On this note, MTV Networks (my previous job) switched from using Mediawiki to Confluence a couple years ago. They mainly cited ease of use and Microsoft Office integration as the reasons. Personally I hated it, except for the dashboard interface, which was pretty slick. Some Wikipedia power-users have similar dashboard style interfaces that they have custom built on their User Pages, but I think it would be cool if we let people add these sort of interfaces without having to be a template-hacker.
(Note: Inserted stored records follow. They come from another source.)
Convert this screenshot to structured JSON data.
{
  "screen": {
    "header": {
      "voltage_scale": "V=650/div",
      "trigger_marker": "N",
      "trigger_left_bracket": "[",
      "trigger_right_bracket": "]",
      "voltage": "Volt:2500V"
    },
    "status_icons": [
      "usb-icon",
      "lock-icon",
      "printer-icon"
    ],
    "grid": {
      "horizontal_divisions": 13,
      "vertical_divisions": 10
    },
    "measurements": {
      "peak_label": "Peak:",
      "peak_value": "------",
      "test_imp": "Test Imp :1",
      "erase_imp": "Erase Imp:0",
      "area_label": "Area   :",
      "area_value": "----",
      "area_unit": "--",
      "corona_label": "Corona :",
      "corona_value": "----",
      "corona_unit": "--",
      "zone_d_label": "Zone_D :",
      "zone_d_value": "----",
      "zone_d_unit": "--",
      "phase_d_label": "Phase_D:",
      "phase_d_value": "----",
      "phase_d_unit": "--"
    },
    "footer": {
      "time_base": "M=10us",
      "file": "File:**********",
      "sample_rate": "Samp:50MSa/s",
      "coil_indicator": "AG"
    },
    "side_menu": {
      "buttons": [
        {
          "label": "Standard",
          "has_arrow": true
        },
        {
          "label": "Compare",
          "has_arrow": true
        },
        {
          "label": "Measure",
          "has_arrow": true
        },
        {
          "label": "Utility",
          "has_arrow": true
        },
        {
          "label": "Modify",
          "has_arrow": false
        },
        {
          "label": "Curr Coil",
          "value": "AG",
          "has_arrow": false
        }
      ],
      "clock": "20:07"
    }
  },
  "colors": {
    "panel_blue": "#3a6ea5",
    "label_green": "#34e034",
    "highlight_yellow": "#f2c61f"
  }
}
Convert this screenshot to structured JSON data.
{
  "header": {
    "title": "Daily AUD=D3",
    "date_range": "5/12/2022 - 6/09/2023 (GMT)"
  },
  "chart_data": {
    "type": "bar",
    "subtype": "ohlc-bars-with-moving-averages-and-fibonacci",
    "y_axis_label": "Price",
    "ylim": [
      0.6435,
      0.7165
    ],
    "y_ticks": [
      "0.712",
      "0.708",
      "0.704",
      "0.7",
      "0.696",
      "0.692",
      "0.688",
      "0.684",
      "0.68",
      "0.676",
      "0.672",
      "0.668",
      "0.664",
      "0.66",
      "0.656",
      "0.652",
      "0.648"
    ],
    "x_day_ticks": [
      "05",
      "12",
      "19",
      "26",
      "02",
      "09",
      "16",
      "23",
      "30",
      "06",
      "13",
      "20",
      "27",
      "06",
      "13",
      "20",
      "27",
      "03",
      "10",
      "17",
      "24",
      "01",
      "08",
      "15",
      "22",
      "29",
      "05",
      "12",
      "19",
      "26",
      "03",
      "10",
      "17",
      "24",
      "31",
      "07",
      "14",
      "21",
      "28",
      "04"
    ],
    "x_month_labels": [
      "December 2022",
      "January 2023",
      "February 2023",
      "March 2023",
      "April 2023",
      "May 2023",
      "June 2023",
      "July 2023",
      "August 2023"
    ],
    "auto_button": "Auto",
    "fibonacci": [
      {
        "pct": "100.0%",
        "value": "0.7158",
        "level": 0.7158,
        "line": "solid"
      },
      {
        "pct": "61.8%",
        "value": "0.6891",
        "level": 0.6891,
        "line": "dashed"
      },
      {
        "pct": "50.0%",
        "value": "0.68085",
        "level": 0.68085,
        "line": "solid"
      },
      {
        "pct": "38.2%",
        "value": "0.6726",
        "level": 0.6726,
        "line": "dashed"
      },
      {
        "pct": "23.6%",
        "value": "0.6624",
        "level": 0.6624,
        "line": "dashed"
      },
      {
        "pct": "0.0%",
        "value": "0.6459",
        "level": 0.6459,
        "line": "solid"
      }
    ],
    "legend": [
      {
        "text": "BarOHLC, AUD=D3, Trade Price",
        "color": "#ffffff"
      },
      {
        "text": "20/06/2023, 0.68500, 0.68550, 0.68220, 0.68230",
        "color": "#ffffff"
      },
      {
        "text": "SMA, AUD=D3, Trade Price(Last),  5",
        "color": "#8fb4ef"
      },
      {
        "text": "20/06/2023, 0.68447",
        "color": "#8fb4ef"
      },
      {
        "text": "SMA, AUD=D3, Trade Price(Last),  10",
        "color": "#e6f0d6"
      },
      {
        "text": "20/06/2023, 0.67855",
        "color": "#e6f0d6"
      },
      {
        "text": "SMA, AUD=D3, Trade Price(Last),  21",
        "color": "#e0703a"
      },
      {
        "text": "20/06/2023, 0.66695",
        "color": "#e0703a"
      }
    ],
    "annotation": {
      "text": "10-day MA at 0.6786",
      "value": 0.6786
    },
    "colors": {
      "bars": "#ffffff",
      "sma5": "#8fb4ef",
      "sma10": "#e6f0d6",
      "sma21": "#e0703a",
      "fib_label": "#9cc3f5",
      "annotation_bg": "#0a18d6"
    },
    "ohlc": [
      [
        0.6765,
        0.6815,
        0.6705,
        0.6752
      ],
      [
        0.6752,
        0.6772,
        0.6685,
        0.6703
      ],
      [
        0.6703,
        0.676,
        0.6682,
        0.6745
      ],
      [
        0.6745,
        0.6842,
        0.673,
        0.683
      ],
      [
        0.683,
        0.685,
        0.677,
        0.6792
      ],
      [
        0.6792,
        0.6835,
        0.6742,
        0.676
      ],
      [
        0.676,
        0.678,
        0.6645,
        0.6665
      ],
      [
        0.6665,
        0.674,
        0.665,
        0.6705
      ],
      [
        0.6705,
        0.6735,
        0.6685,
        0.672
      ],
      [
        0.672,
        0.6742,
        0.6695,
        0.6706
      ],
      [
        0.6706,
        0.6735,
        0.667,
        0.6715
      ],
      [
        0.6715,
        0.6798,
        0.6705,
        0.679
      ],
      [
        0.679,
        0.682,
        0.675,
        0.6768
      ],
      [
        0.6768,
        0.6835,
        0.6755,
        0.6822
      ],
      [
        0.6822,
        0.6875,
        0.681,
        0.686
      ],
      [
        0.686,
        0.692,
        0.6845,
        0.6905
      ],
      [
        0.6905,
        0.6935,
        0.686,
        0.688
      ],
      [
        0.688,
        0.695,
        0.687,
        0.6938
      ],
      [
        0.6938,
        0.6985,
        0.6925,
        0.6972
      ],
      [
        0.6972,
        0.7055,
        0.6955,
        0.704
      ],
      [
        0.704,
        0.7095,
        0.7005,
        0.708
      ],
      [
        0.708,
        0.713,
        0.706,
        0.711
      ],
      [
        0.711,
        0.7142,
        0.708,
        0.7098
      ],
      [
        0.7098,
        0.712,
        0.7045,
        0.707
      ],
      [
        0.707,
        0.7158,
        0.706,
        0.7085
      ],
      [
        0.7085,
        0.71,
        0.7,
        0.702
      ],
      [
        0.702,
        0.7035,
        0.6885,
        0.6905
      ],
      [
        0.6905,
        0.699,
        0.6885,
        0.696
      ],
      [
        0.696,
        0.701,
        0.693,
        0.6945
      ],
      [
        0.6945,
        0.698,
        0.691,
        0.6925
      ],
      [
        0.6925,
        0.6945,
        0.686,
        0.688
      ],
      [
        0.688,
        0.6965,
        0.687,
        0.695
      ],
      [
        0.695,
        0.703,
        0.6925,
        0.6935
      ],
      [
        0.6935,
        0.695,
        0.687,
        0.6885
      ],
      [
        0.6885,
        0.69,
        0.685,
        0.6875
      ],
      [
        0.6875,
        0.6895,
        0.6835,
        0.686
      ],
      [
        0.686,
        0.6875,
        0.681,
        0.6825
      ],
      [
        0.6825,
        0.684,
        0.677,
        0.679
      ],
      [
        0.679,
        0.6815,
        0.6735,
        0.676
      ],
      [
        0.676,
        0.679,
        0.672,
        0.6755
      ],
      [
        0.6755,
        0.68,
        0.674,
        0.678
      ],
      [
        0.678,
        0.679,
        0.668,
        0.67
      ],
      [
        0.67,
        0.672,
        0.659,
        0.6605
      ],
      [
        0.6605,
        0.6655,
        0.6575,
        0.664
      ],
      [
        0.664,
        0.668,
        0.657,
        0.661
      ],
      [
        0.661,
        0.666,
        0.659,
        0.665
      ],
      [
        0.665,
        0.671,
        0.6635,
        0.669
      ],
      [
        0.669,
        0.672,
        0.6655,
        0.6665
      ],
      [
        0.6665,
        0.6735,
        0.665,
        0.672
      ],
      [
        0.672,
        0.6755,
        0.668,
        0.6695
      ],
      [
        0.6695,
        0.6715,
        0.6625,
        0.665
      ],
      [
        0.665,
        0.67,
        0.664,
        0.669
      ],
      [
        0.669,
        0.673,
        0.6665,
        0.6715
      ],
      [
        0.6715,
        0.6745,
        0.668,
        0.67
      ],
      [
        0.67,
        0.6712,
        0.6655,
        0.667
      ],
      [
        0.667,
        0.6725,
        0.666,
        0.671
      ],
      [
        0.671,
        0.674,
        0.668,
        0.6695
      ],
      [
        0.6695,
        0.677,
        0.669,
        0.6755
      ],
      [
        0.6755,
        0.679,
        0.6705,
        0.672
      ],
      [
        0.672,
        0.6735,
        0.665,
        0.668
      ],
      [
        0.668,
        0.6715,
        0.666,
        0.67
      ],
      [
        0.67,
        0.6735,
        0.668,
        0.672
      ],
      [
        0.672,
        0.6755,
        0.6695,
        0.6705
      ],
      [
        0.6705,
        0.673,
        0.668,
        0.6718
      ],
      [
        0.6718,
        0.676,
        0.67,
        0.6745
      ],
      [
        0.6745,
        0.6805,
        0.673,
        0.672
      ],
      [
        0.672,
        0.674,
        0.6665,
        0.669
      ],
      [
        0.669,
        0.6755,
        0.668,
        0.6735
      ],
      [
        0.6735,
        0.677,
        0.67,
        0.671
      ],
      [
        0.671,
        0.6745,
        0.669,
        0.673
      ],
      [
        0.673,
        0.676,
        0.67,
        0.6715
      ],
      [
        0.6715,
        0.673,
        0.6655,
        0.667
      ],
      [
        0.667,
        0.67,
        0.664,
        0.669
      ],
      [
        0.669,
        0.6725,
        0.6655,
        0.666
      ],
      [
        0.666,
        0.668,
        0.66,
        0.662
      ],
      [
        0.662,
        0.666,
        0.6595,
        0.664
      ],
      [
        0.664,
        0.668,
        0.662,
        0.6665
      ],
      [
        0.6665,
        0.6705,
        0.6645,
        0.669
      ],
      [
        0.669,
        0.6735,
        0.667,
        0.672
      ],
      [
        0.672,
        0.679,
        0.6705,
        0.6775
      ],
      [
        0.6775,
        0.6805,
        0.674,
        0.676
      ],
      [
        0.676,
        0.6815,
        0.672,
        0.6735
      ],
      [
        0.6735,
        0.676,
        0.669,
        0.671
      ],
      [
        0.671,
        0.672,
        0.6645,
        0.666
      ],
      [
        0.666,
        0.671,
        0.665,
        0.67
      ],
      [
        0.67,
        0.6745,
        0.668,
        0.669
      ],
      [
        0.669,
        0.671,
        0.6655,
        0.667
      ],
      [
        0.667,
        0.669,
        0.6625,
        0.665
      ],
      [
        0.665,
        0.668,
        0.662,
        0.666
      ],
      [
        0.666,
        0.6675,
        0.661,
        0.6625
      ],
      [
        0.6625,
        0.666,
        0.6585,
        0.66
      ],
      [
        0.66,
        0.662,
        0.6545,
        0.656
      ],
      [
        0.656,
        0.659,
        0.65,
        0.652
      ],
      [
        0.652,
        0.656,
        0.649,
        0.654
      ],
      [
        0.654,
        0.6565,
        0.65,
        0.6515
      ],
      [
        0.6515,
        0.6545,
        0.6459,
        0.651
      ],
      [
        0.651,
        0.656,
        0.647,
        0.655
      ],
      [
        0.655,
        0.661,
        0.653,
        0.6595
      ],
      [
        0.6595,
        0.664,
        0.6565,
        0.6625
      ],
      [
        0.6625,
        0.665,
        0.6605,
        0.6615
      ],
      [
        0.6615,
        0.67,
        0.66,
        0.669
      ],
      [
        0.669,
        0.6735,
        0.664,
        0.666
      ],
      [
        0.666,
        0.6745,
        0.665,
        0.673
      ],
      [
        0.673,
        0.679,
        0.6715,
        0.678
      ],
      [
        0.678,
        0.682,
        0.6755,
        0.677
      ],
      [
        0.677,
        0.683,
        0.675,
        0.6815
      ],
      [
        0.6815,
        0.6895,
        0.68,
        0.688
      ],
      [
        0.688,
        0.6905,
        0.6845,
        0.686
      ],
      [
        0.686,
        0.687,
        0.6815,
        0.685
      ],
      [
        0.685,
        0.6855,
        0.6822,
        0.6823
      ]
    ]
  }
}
The sort of interface I'm talking about would include stuff like community and WikiProject notices and various real-time stats. If you were a vandal fighter, you would get a vandalism thermometer, streaming incident notices, a recent changes feed, etc. If you were a content reviewer, you would get lists of the latest Featured Article and Good Article candidates, as well as the latest images nominated for Featured Picture Status, and announcements from the Guild of Copyeditors. The possibilities are endless.
Ryan Kaldari
On 12/31/10 4:35 PM, Jay Ashworth wrote:
----- Original Message -----
From: "Neil Kandalgaonkar"neilk@wikimedia.org
Meanwhile, MediaWiki is perhaps too powerful and too complex to administer for the small organization. I work with a small group of artists that run a MediaWiki instance and whenever online collaboration has to happen, nobody in this group says "Let's make a wiki page!"
Why not?
That used to happen, but nowadays they go straight to Google Docs.
Oh.
Well, that's bad. But people will choose the wrong tools; I don't think that's evidence that MediaWiki's Broken As Designed.
"Too powerful and complex to administer"?
It needs administration? In a small organization?
I set one up at my previous employers, and used it to take all my notes, which required exactly zero administration: I just slapped it on a box, and I was done.